Progress Indicators#
Daft includes built-in progress indicators to track query execution in local and distributed runs. Progress indicators help you monitor execution status and estimate remaining work.
See also:
When running in a shell (like Bash) or in a Jupyter Notebook, Daft displays a progress indicator with query statistics. These statistics differ between local and distributed (Ray) execution.
Note
When running a Python script outside of a user-facing shell, the progress indicator is disabled. If you want to disable the progress indicator explicitly, set the environment variable DAFT_PROGRESS_BAR=0. This can be useful for benchmarking as progress tracking can add overhead in local execution.
Local Execution#
In local or single-node execution, the progress indicator shows:
- The time spent since the start of an execution operator. This is only the "wall clock" time, not the total time spent across all threads.
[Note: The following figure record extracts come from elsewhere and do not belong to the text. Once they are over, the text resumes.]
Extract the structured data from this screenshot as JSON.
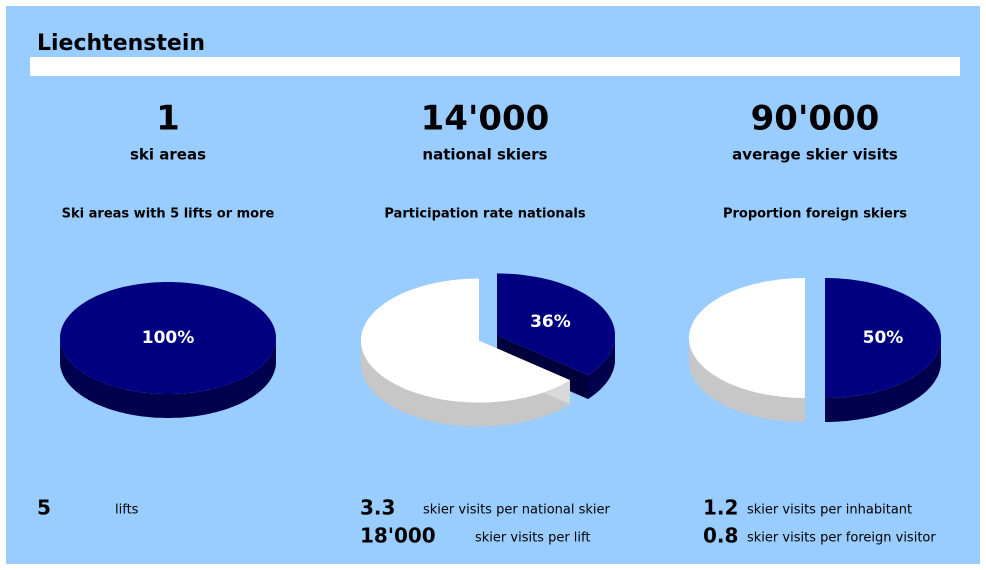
{
  "header": {
    "title": "Liechtenstein"
  },
  "kpis": [
    {
      "value": "1",
      "label": "ski areas"
    },
    {
      "value": "14'000",
      "label": "national skiers"
    },
    {
      "value": "90'000",
      "label": "average skier visits"
    }
  ],
  "chart_data": [
    {
      "type": "pie",
      "title": "Ski areas with 5 lifts or more",
      "values": [
        100
      ],
      "value_labels": [
        "100%"
      ],
      "colors": [
        "#000080"
      ],
      "explode": false
    },
    {
      "type": "pie",
      "title": "Participation rate nationals",
      "values": [
        36,
        64
      ],
      "value_labels": [
        "36%",
        null
      ],
      "colors": [
        "#000080",
        "#ffffff"
      ],
      "explode": true
    },
    {
      "type": "pie",
      "title": "Proportion foreign skiers",
      "values": [
        50,
        50
      ],
      "value_labels": [
        "50%",
        null
      ],
      "colors": [
        "#000080",
        "#ffffff"
      ],
      "explode": true
    }
  ],
  "stats": [
    [
      {
        "value": "5",
        "label": "lifts"
      }
    ],
    [
      {
        "value": "3.3",
        "label": "skier visits per national skier"
      },
      {
        "value": "18'000",
        "label": "skier visits per lift"
      }
    ],
    [
      {
        "value": "1.2",
        "label": "skier visits per inhabitant"
      },
      {
        "value": "0.8",
        "label": "skier visits per foreign visitor"
      }
    ]
  ]
}
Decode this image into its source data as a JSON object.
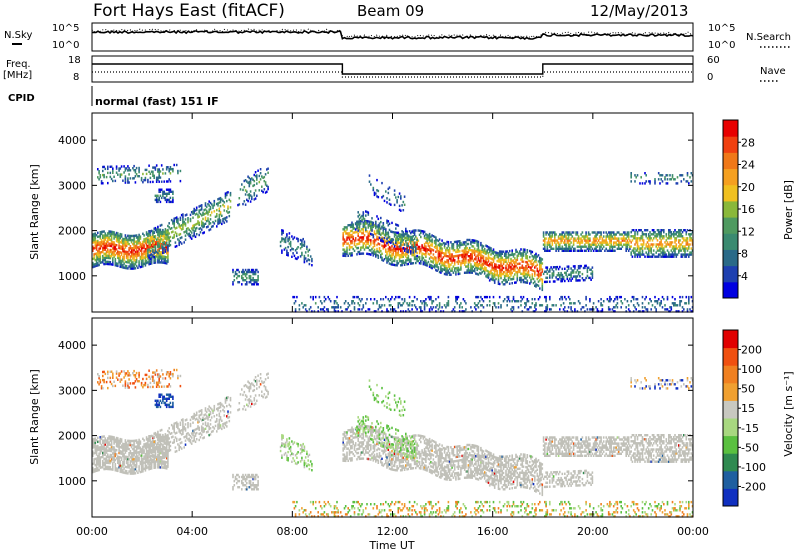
{
  "header": {
    "station": "Fort Hays East (fitACF)",
    "beam": "Beam 09",
    "date": "12/May/2013"
  },
  "top_strips": {
    "nsky_label": "N.Sky",
    "nsky_ticks": [
      "10^5",
      "10^0"
    ],
    "nsearch_label": "N.Search",
    "nsearch_ticks": [
      "10^5",
      "10^0"
    ],
    "freq_label": "Freq.",
    "freq_unit": "[MHz]",
    "freq_ticks": [
      "18",
      "8"
    ],
    "nave_label": "Nave",
    "nave_ticks": [
      "60",
      "0"
    ],
    "cpid_label": "CPID",
    "cpid_text": "normal (fast) 151 IF"
  },
  "colors": {
    "power_scale": [
      "#0000e0",
      "#1e40b0",
      "#2a6a88",
      "#3a8a70",
      "#4f9a60",
      "#8ab83a",
      "#f0c020",
      "#f5a020",
      "#f07818",
      "#f04010",
      "#e80000"
    ],
    "velocity_scale": [
      "#1030c0",
      "#1f5fa0",
      "#2f8a50",
      "#5ac040",
      "#a8d880",
      "#c8c8c0",
      "#f0a030",
      "#f08020",
      "#f05010",
      "#e00000"
    ],
    "ground_scatter": "#c0c0b8"
  },
  "chart_data": [
    {
      "type": "heatmap",
      "name": "power-panel",
      "ylabel": "Slant Range [km]",
      "yticks": [
        "4000",
        "3000",
        "2000",
        "1000"
      ],
      "ylim": [
        200,
        4600
      ],
      "colorbar_label": "Power [dB]",
      "colorbar_ticks": [
        "28",
        "24",
        "20",
        "16",
        "12",
        "8",
        "4"
      ],
      "colorbar_range": [
        0,
        32
      ]
    },
    {
      "type": "heatmap",
      "name": "velocity-panel",
      "ylabel": "Slant Range [km]",
      "yticks": [
        "4000",
        "3000",
        "2000",
        "1000"
      ],
      "ylim": [
        200,
        4600
      ],
      "colorbar_label": "Velocity [m s⁻¹]",
      "colorbar_ticks": [
        "200",
        "100",
        "50",
        "15",
        "-15",
        "-50",
        "-100",
        "-200"
      ]
    }
  ],
  "x_axis": {
    "label": "Time UT",
    "ticks": [
      "00:00",
      "04:00",
      "08:00",
      "12:00",
      "16:00",
      "20:00",
      "00:00"
    ]
  }
}
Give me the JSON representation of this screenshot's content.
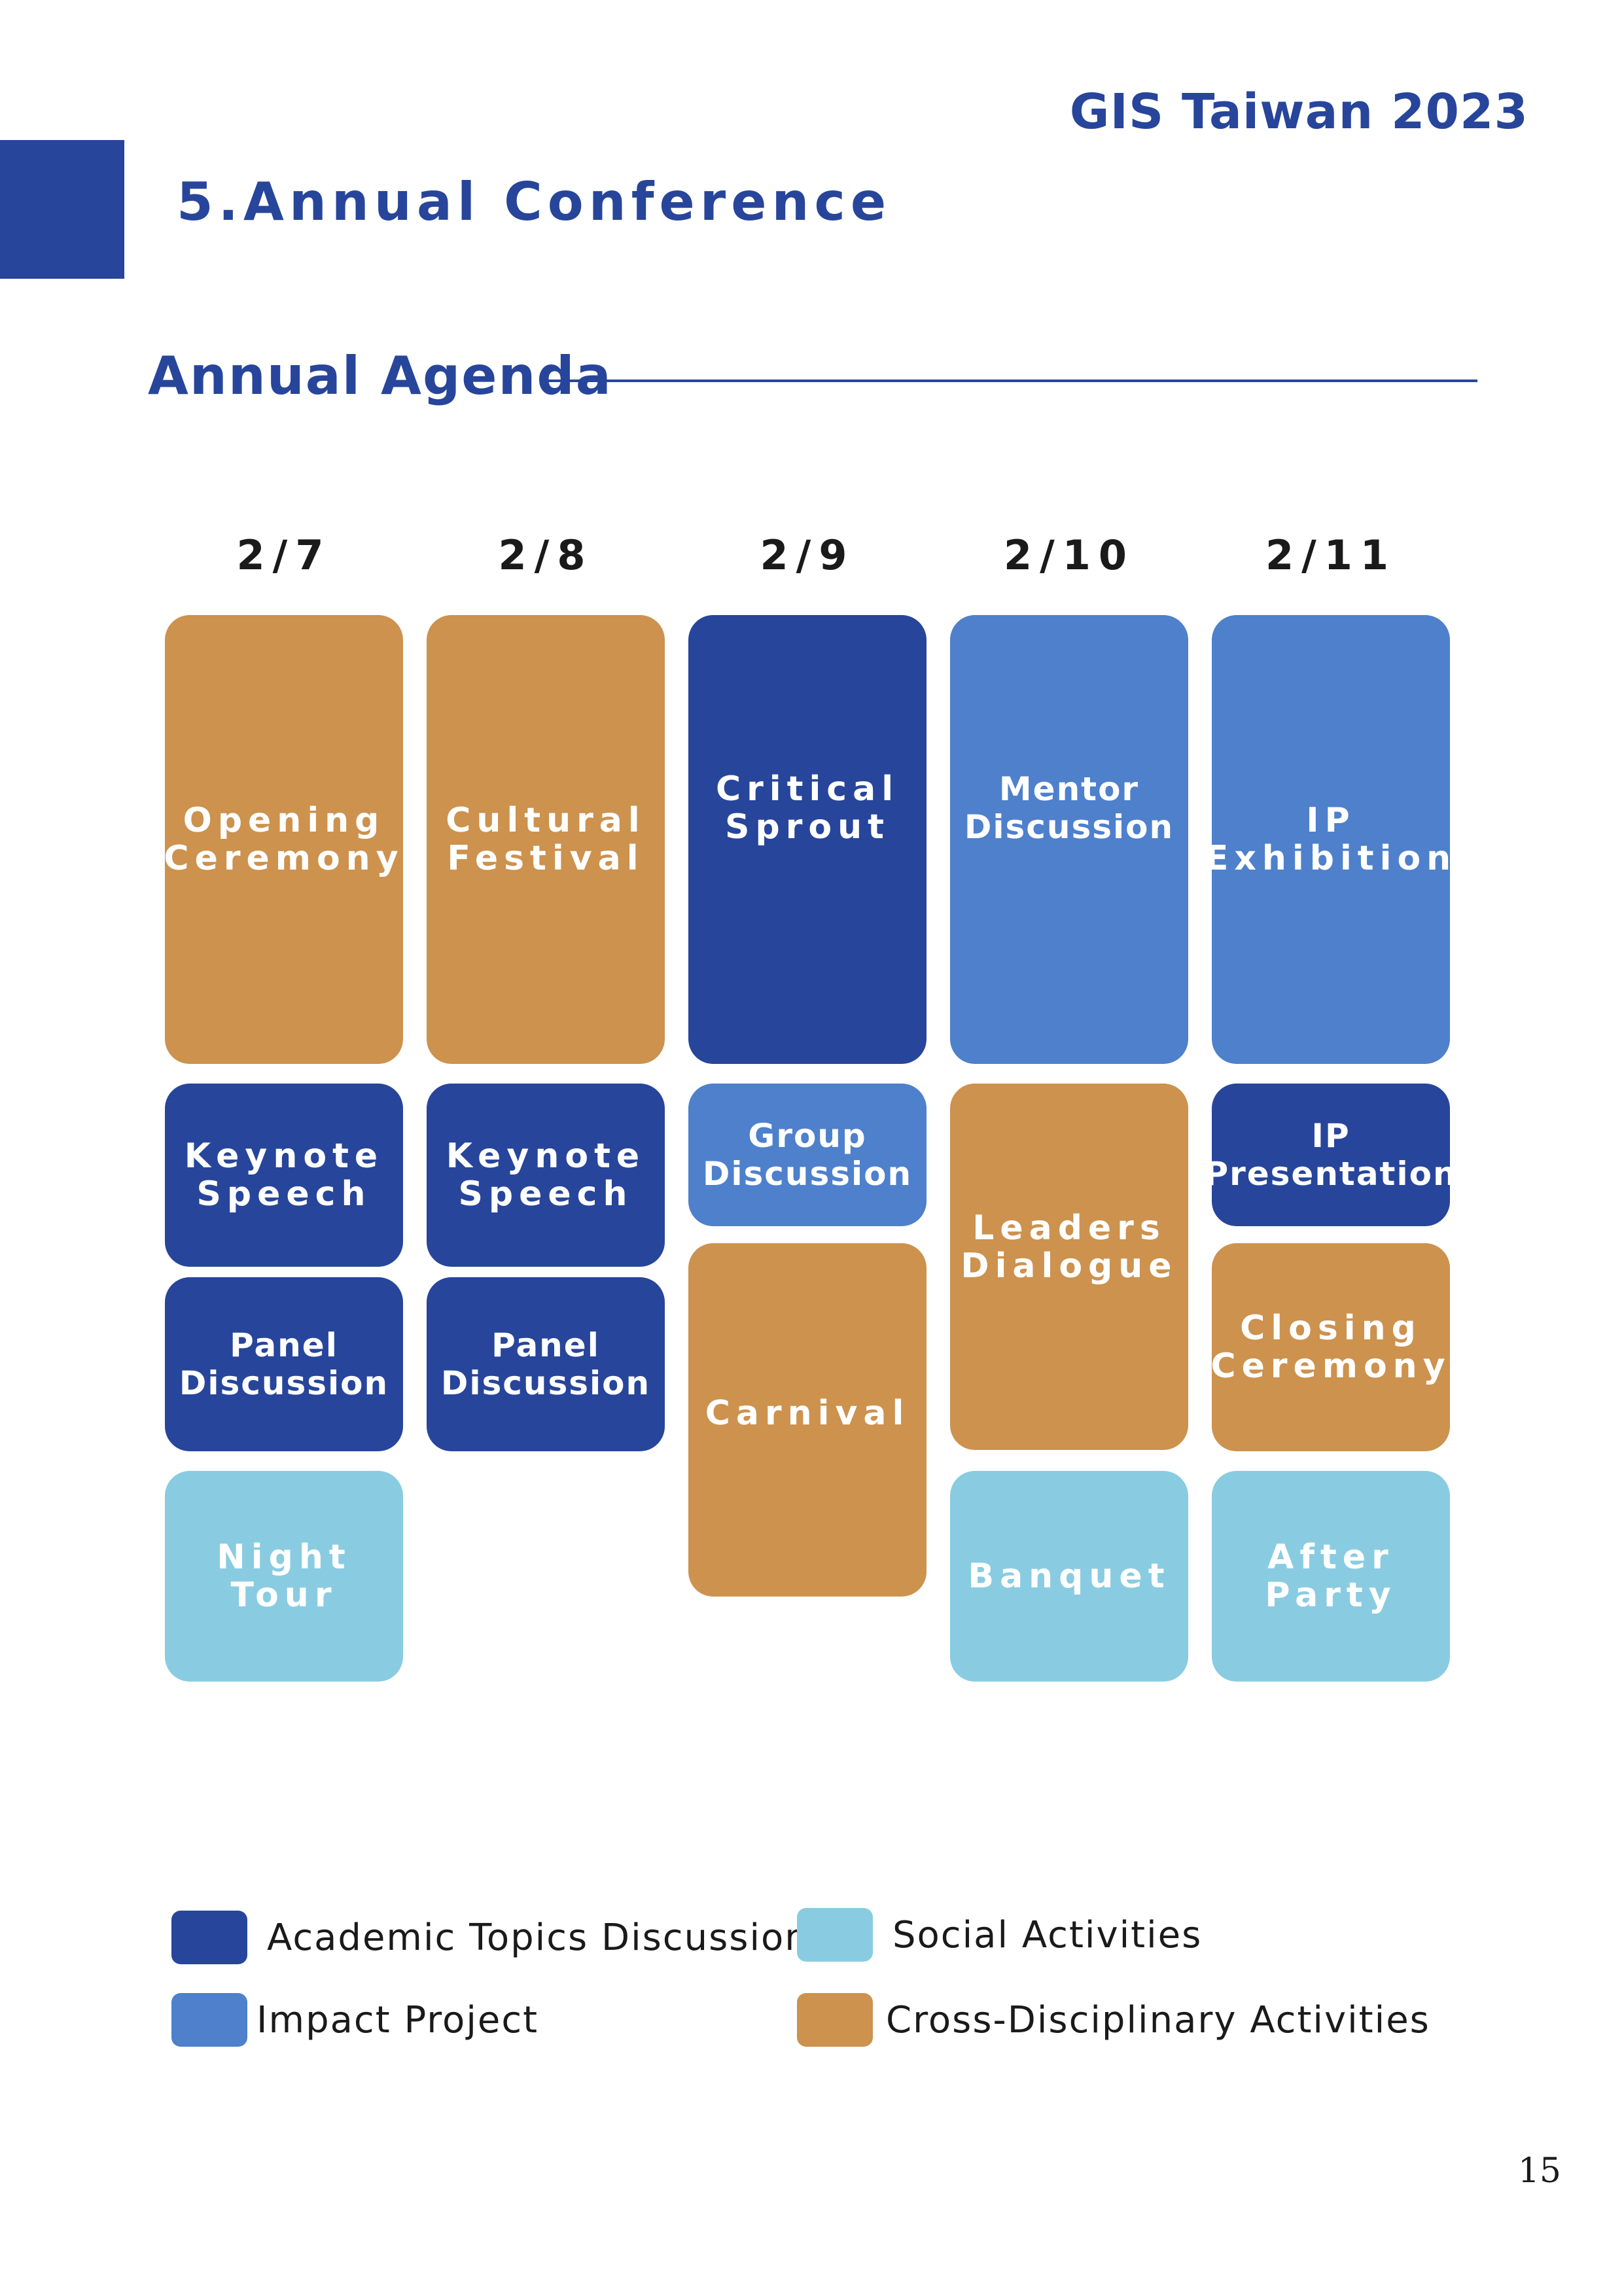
{
  "header": {
    "brand": "GIS Taiwan 2023",
    "section_title": "5.Annual Conference",
    "subtitle": "Annual Agenda"
  },
  "agenda": {
    "dates": [
      "2/7",
      "2/8",
      "2/9",
      "2/10",
      "2/11"
    ],
    "events": {
      "opening_ceremony": "Opening\nCeremony",
      "cultural_festival": "Cultural\nFestival",
      "critical_sprout": "Critical\nSprout",
      "mentor_discussion": "Mentor\nDiscussion",
      "ip_exhibition": "IP\nExhibition",
      "keynote_speech_1": "Keynote\nSpeech",
      "keynote_speech_2": "Keynote\nSpeech",
      "group_discussion": "Group\nDiscussion",
      "leaders_dialogue": "Leaders\nDialogue",
      "ip_presentation": "IP\nPresentation",
      "panel_discussion_1": "Panel\nDiscussion",
      "panel_discussion_2": "Panel\nDiscussion",
      "carnival": "Carnival",
      "closing_ceremony": "Closing\nCeremony",
      "night_tour": "Night\nTour",
      "banquet": "Banquet",
      "after_party": "After\nParty"
    }
  },
  "legend": {
    "academic": {
      "label": "Academic Topics Discussion",
      "color": "#27459a"
    },
    "impact": {
      "label": "Impact Project",
      "color": "#4e80cc"
    },
    "social": {
      "label": "Social Activities",
      "color": "#89cce1"
    },
    "cross": {
      "label": "Cross-Disciplinary Activities",
      "color": "#cc924e"
    }
  },
  "footer": {
    "page_number": "15"
  }
}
- The number of rows received and emitted per operator. This can be useful to see if a particular operation is currently waiting for more rows or processing output
- Additional metrics depending on the operator. For example, we show the number of bytes written by write operators
Distributed (Ray) Execution#
In distributed execution on Ray, the progress indicator shows:
- The number of partitions processed by a pipeline of tasks
- The time spent per pipeline so far
- An approximation of the time left for the known remaining partitions
Why is the progress indicator different?#
Ray automatically manages a different progress indicator based on tasks and actors. This progress indicator tracks different statistics and is not as customizable.